ESE 618, Fall 2021 – Final Project

The final project structure and evaluation criteria are inspired by CS6789 at Cornell.

Important Dates

  • Project proposal due 10/01

  • Midterm report due: 11/22

Tentative due dates:

  • Final report due: 12/22

Grading

  • Project proposal: 5%

  • Midterm report: 10%

  • Final report due: 25%

Reports

  • Project proposal: Your proposal should be 2 pages maximum (not including references), and should include title, team members, abstract, related works, problem formulation and goals.

  • Midterm Report: Your report should be 4 pages maximum (not including references). Your midterm report should build on your project proposal, and outline your solution approach, current progress and preliminary results, as well as highlight challenges that you are facing.

  • Final Report: Your report should be 10 pages maximum (not including references and supplementary material). Your final report will be evaluated by the following criteria:

    • Merit: Is your problem formulation and solution strategy well-motivated? Can you justify the complexity-level of your approach?

    • Technical depth: Is your project technically challenging? Did you write your own code, or did you use a available software packages? While it is ok for a project to lean more towards theory or implementation, the sum of theoretical + implementation efforts should remain consant (i.e., if you use existing software packages rather than write your own code, the theoretical component of your project should be more ambitious).

    • Presentation: Are your solution approach, assumptions, results, and interpretations of experimentaltheoretical outcomes clearly explained andor justified? Is the report clearly and written? Are the mathematical arguments rigorous and easy to follow? Are graphs/visualizations clear?

Project Ideas

We provide a few project ideas below. Studying existing “L4DC” theory papers and reproducing proofs is also a good option for the course project. Numerical experiments used to verify conclusions or test conjectures are encouraged.

  • System identification for partially observed systems: Understand and survey how non-asymptotic guarantees for partially observed systems can be obtained, e.g., Simchowitz et al., Oymak & Ozay. Can you integrate these results methods from low-rank matrix recovery, e.g. Recht et al.?

  • Learning Kalman Filters from data: Conduct a survey on results characterizing the sample-complexity and/or online regret incurred when learning Kalman Filters from data, e.g., Tsiamis & Pappas, Tsiamis & Pappas.

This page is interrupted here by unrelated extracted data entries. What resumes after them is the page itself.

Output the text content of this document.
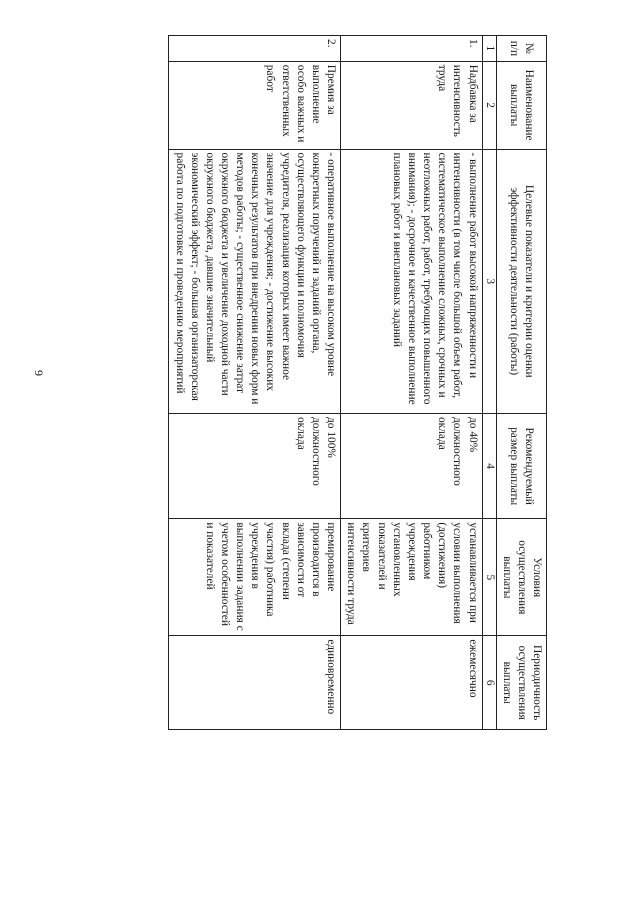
9
№ п/п	Наименование выплаты	Целевые показатели и критерии оценки эффективности деятельности (работы)	Рекомендуемый размер выплаты	Условия осуществления выплаты	Периодичность осуществления выплаты
1	2	3	4	5	6
1.	Надбавка за интенсивность труда	- выполнение работ высокой напряженности и интенсивности (в том числе большой объем работ, систематическое выполнение сложных, срочных и неотложных работ, работ, требующих повышенного внимания); - досрочное и качественное выполнение плановых работ и внеплановых заданий	до 40% должностного оклада	устанавливается при условии выполнения (достижения) работником учреждения установленных показателей и критериев интенсивности труда	ежемесячно
2.	Премия за выполнение особо важных и ответственных работ	- оперативное выполнение на высоком уровне конкретных поручений и заданий органа, осуществляющего функции и полномочия учредителя, реализация которых имеет важное значение для учреждения; - достижение высоких конечных результатов при внедрении новых форм и методов работы; - существенное снижение затрат окружного бюджета и увеличение доходной части окружного бюджета, давшие значительный экономический эффект; - большая организаторская работа по подготовке и проведению мероприятий	до 100% должностного оклада	премирование производится в зависимости от вклада (степени участия) работника учреждения в выполнении задания с учетом особенностей и показателей	единовременно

Can you integrate these results with learning LQR results for bounds on LQG synthesis, e.g. Mania et al.?

  • System identification for sparse systems: Conduct a survey on results characterizing the sample-complexity of learning linear systems that have additional structure (e.g., sparse A and B matrices, as in Fattahi et al., Bento et al.. Can you prove similar results for other types of useful structure? Can you extend these methods to scale favorably with system spectral radius?

  • Non-traditional control metrics: Conduct a survey and comparison of results on novel linear control metrics such as non-stochastic control e.g., Hazan et al., regret-optimal control, e.g., Goel & Hassibi, and competitive control, e.g., Goel & Hassibi, Li et al.. Can you cook up other interesting control metrics and solve for controllers that optimize for them?

  • Learning in constrained linear systems: Conduct a survey of results relating to learning to control constrained linear systems, e.g., Dean et al., Li et al.. Can you extend these results to classes of nonlinear systems?

  • Safe learning in nonlinear systems: Lyapunov and Barrier methods have proven to be effective tools in guaranteeing stability and safety for nonlinear control affine systems, e.g., Berkenkamp et al., Taylor et al.. Can you provide regret bounds for safe learning and control?

  • Contraction metrics in control: Conduct a survey on papers that use tools from contraction theory for the analysis/design of learning algorithms for nonlinear systems, e.g., Singh et al., Boffi et al., Sun et al., Tu et al.. Can you apply these ideas in other contexts?

  • Policy optimization methods: conduct a survey on results showing that direct policy optimization is effective for linear optimal control, e.g., Fazel et al., Mohammadi et al., Zheng et al., Zhang et al.. Can you extend these ideas to a class of nonlinear systems?